A number of scholars have come to similar conclusions in other areas. In his examination of Scalia’s takings jurisprudence, William Fisher found that in Lucas v. South Carolina Coastal Council, Scalia devised a precedent-based clear rule for takings without first exploring the Framers’ understanding of the Takings Clause. If he had, Fisher contends, he would have discovered that the original understanding of this clause “proscribed only formal expropriations of private property,” not the effects of regulations on property value that Scalia’s rule encompassed. …
Normally, Scalia evades these contradictions by resorting to overly confident textualist assertions or by abdicating his commitment to conduct historical research. Once in a while, however, Scalia comes close to admitting that he does not always follow a strictly hierarchical approach beginning with text and proceeding to history and clear rules. For example, in Waters v. Churchill, he acceded to a judicially created First Amendment doctrine (a clear rule) but admitted that he had not “inquired into the historical justification” of that rule.

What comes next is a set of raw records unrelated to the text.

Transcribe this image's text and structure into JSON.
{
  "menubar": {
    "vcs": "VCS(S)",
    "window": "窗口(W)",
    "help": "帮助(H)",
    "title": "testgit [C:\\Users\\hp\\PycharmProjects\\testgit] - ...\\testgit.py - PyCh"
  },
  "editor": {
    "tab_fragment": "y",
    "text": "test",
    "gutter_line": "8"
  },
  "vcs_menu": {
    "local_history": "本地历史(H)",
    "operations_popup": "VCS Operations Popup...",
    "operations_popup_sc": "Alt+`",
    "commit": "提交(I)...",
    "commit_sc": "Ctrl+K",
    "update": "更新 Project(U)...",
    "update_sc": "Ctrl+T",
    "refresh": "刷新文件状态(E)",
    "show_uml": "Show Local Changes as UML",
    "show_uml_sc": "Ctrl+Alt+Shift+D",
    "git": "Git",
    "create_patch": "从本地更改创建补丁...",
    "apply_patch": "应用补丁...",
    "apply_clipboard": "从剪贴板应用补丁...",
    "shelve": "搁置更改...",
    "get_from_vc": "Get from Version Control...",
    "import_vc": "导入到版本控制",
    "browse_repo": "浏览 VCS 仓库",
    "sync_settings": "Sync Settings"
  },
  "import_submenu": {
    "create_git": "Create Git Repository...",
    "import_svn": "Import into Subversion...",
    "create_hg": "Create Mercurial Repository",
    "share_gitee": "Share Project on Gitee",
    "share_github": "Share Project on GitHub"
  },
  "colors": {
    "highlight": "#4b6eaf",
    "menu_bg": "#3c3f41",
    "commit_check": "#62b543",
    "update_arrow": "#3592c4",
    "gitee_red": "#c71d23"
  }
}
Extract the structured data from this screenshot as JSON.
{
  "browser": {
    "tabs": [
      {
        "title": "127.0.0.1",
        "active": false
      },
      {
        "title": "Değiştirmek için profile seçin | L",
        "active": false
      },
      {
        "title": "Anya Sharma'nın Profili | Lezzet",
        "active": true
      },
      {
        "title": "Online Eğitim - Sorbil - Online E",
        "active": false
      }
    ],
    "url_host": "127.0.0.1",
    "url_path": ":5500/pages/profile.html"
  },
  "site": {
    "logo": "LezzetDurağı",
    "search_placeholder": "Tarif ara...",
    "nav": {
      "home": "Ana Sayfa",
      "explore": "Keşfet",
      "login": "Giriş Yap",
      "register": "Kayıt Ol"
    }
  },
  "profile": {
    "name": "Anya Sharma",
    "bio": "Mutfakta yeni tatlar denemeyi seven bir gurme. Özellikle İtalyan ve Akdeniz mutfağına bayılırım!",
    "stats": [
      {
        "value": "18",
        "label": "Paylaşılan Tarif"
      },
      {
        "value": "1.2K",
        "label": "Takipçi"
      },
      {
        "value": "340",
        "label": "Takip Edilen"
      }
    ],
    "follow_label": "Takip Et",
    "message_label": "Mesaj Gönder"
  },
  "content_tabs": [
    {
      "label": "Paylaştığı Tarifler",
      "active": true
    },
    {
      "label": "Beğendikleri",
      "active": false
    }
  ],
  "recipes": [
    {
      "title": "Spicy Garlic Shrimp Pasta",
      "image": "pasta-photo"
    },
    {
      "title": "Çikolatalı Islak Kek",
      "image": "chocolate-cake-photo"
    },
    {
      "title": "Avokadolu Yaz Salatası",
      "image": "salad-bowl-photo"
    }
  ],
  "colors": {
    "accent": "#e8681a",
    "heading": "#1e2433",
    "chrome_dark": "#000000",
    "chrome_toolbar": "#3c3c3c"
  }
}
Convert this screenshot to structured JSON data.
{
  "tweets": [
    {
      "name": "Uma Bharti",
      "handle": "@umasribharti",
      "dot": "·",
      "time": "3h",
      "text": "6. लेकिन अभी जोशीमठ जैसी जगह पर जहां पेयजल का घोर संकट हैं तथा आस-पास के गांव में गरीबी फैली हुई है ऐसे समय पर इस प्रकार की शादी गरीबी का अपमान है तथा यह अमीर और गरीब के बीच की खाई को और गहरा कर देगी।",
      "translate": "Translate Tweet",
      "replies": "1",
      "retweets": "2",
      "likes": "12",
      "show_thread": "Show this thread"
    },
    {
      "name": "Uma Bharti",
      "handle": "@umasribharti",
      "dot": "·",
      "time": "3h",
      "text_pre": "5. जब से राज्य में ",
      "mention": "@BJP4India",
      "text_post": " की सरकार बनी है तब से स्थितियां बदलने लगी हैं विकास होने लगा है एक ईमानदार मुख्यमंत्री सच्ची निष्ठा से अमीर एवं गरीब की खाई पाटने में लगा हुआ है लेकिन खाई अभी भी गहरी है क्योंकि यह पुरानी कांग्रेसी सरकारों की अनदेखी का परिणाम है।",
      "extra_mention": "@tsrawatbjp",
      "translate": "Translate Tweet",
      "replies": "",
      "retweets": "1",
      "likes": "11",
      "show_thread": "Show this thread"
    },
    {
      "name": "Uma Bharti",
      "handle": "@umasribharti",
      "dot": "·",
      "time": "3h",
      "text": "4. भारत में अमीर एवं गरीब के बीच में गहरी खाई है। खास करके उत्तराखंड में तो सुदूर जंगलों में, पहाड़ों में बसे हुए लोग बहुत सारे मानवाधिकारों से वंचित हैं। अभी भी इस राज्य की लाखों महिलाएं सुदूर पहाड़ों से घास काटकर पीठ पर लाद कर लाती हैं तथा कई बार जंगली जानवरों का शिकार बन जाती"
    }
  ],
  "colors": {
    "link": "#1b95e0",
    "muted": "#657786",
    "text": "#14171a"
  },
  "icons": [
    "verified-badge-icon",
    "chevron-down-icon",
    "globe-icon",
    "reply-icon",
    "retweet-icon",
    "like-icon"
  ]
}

Rather than that of a systemic ideologue with a hierarchy of methods, Scalia’s constitutional practice better resembles that of a practical handyman who reaches into his workbox to select the tool best suited to accomplish a particular job. The question that remains, however, is how often his political values influence his methodological choices.
There is much to be admired about Scalia. It no longer seems possible, however, to believe that he is developing a coherent conservative jurisprudence. Nor, insofar as results are concerned, that he can be expected to bring back the Constitution from the exile to which Wickard assigned it.
This is one of the first cases I’ve ever disagreed with Scalia on. And what’s worse, he pulled newly-minted Chief Justice Roberts along for the ride! I hope this doesn’t mean Scalia is becoming a Bush Admin tool. The majority opinion by Stevens makes it pretty clear that AG Ashcroft went out of bounds with this Interpretive Rule.